O PAPEL DA EDUCAÇÃO CIENTÍFICA NA DESCONSTRUÇÃO DE PRÁTICAS SUPERSTICIOSAS ENTRE OS JOVENS AFRICANOS
Apraz-me dispensar algum tempo para redigir algumas linhas sobre o fenómeno que surgiu não só em Angola, mas também em outros países africanos: o “desaparecimento de órgãos genitais”, com maior predominância entre a juventude do sexo masculino. Hoje em dia, a vida está cada vez mais difícil. Acordamos, saímos para caminhar e não sabemos o que vai/pode acontecer connosco. Temos medo de ir às ruas e não voltar para casa com o “pilóló, o Joãozinho” ou o vulgo “PIPITO”. Circulam imagens e informações de que basta um simples toque de certos indivíduos para o “pilóló” sumir, encurvar ou encolher. Verdade ou mito?
A ser verdade, é a nossa africa enfrentando desafios relacionados ao desenvolvimento científico, educacional e social. Apesar dos avanços tecnológicos e do crescimento da globalização, persistem em algumas sociedades africanas crenças supersticiosas associadas à feitiçaria e fenómenos místicos. A educação não transforma o mundo. Educação muda as pessoas. Pessoas transformam o mundo” (FREIRE, 1996, p. 67). Esta afirmação demonstra que a transformação social depende directamente da formação intelectual e crítica dos cidadãos.
Nos últimos anos, países como Angola, Moçambique e a República Democrática do Congo têm registado episódios relacionados a alegados desaparecimentos de órgãos genitais atribuídos à magia negra. Tais fenómenos têm provocado medo colectivo, perseguições e violência comunitária. Os factos sociais devem ser tratados como coisas” (DURKHEIM, 2007, p. 15), significando que fenómenos sociais devem ser analisados cientificamente e não apenas emocionalmente.

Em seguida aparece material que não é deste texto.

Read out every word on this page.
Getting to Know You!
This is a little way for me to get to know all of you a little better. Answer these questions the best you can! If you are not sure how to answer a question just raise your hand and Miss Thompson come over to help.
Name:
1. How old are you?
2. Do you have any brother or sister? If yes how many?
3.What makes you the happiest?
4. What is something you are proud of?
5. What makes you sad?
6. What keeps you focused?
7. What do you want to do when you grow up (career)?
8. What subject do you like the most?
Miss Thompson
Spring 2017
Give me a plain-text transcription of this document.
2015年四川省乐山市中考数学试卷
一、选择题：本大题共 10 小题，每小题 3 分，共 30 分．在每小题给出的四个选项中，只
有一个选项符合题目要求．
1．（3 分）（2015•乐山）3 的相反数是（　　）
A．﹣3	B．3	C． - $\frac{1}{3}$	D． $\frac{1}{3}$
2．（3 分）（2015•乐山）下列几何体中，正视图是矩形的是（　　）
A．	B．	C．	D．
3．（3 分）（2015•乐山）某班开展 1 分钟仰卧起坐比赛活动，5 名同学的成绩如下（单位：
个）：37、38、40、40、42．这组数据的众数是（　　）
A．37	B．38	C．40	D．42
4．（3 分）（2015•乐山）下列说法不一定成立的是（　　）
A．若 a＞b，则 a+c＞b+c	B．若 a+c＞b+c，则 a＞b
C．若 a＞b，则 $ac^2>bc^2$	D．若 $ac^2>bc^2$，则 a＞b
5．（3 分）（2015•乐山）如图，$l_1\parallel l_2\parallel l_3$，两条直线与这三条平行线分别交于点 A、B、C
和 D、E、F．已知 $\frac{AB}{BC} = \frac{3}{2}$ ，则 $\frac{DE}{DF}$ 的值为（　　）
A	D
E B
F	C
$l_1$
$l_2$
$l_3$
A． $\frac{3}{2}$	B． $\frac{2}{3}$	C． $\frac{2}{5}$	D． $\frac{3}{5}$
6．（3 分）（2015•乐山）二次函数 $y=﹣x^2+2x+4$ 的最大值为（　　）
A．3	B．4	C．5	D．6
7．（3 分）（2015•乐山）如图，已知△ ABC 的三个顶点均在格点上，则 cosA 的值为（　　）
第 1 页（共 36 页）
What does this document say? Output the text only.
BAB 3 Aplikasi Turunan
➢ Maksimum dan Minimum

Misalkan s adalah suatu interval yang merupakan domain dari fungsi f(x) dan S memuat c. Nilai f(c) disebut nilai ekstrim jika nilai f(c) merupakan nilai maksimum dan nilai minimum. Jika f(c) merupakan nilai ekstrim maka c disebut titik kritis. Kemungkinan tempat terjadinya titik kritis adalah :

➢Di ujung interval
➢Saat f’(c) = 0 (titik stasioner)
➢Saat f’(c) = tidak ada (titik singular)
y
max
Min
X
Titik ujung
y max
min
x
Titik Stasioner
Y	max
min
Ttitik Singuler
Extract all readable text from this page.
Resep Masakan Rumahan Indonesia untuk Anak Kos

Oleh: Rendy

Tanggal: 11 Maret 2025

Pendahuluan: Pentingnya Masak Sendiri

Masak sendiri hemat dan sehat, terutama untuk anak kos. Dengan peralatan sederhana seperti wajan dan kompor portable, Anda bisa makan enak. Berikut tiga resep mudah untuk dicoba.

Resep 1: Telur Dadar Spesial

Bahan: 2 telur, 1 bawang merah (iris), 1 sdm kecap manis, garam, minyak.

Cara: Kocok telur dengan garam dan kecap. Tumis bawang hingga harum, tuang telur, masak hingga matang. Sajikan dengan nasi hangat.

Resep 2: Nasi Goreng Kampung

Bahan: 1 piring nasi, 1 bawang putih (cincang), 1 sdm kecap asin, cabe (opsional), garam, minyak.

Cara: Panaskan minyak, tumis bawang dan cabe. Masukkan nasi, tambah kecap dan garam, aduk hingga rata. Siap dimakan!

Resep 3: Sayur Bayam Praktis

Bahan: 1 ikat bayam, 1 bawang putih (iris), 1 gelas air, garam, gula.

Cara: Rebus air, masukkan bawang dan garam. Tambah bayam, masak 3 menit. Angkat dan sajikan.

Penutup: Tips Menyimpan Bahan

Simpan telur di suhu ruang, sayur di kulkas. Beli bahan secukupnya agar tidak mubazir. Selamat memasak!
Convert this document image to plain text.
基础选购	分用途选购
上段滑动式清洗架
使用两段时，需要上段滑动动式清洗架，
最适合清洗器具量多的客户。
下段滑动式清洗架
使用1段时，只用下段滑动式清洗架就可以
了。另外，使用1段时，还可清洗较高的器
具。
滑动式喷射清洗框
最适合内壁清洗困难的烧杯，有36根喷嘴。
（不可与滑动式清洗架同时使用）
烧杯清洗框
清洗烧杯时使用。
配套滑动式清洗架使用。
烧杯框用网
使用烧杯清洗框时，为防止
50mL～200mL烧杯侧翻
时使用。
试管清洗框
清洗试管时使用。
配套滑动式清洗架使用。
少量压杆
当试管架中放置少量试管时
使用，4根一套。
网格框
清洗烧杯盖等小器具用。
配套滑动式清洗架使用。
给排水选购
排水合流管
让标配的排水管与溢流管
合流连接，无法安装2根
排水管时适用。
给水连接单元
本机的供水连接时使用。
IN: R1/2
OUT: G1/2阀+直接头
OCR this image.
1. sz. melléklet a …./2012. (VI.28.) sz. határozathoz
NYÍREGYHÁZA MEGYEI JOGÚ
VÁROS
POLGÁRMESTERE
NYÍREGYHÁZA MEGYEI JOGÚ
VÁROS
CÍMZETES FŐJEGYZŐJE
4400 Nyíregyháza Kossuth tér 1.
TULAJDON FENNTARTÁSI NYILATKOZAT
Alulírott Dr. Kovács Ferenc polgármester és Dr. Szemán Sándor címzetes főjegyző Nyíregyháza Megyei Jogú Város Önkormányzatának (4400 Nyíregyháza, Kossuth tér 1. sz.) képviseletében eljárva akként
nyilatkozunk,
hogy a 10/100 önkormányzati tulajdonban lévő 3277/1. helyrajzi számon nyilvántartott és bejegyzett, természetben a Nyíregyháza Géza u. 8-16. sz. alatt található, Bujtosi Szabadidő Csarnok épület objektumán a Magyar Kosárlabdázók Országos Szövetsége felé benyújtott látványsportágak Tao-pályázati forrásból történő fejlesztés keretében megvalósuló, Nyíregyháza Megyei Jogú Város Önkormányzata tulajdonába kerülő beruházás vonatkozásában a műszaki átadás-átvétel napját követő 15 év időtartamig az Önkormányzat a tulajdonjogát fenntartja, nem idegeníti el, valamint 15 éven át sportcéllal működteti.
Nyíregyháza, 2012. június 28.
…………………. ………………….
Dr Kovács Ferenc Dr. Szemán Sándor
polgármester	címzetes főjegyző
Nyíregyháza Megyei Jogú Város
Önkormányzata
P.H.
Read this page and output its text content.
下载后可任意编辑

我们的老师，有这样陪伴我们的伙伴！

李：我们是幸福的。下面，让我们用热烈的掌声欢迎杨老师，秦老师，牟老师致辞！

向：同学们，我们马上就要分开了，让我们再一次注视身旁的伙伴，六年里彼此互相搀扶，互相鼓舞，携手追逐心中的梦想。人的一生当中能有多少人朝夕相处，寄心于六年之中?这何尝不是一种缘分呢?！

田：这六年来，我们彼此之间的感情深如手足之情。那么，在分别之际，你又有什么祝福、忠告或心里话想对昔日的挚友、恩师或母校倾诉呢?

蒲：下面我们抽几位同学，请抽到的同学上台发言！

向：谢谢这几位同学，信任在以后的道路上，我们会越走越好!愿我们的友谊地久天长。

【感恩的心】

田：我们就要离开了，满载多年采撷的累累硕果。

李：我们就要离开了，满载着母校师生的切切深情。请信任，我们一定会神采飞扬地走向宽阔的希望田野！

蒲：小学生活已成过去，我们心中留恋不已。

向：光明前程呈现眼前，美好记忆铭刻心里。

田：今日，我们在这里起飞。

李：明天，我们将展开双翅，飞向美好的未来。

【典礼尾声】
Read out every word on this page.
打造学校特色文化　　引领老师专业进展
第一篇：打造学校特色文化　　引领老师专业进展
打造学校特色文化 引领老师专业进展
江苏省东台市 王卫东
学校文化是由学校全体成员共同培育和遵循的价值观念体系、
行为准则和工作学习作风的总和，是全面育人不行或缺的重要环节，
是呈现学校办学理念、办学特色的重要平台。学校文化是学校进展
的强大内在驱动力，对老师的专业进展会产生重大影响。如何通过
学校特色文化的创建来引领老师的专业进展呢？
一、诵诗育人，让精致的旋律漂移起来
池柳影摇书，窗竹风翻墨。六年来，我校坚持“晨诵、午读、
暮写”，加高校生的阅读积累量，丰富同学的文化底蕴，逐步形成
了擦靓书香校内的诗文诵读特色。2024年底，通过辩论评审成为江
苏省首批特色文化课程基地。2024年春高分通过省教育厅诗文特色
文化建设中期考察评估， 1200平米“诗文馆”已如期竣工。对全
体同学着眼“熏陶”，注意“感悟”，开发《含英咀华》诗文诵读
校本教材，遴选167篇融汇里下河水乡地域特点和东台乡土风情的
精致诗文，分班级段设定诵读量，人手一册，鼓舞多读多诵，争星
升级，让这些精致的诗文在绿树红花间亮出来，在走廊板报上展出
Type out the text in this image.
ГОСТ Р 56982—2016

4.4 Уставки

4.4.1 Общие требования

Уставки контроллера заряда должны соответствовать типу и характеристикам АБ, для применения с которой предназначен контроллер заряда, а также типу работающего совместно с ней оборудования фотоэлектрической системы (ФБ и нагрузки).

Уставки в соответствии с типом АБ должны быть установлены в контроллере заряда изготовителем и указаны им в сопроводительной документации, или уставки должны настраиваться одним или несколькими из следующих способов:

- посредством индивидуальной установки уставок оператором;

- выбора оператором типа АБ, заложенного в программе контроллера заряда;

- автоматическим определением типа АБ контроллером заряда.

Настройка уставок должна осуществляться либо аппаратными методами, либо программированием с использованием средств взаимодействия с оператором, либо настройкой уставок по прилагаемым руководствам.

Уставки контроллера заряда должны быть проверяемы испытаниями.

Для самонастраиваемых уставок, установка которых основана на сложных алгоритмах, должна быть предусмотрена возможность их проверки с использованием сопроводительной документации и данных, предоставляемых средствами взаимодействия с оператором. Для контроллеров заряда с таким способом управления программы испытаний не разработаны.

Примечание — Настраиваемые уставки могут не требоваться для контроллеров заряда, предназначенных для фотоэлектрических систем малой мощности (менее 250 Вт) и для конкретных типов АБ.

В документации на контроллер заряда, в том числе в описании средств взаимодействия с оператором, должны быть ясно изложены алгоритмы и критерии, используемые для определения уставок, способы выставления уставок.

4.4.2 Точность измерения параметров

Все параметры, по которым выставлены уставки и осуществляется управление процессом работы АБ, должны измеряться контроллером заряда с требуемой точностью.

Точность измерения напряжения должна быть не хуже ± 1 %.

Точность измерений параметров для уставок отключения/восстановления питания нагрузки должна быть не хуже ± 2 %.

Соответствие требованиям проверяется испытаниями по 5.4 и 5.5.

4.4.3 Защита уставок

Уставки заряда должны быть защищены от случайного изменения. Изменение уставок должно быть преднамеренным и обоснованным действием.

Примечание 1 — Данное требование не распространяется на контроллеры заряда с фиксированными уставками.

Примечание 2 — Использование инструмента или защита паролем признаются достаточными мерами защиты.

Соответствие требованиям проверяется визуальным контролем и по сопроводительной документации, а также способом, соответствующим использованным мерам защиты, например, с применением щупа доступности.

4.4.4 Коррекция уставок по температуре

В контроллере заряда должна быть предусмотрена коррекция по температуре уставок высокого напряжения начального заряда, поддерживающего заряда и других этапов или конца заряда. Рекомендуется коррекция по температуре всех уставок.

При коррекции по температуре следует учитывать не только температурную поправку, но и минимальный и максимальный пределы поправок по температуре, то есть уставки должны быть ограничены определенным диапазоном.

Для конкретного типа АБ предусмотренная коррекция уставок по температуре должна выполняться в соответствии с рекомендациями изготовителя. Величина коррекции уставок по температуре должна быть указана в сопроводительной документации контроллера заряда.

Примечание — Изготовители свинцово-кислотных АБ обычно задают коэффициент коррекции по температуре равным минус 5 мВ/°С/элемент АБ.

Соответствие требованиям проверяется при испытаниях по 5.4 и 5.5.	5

Em algumas regiões do leste de Angola e em determinadas circunscrições de Luanda, rumores ligados à feitiçaria têm gerado instabilidade social. A verdadeira ignorância não é a ausência de conhecimento, mas a recusa em adquiri-lo” (POPPER, 1972, p. 42). Tal pensamento reforça a necessidade da educação científica como instrumento de combate à desinformação e ao obscurantismo social.
A propagação de crenças supersticiosas e fenómenos de pânico colectivo em algumas sociedades africanas levanta preocupações sobre o nível de educação científica e consciência crítica da juventude. O conhecimento pertinente deve enfrentar a complexidade” (MORIN, 2000, p. 39). Isso significa que os problemas sociais exigem abordagens científicas e racionais.
Diante desta realidade, formula-se a seguinte questão científica: De que forma a educação científica pode contribuir para a desconstrução de práticas supersticiosas e fenómenos de pânico social entre os jovens africanos?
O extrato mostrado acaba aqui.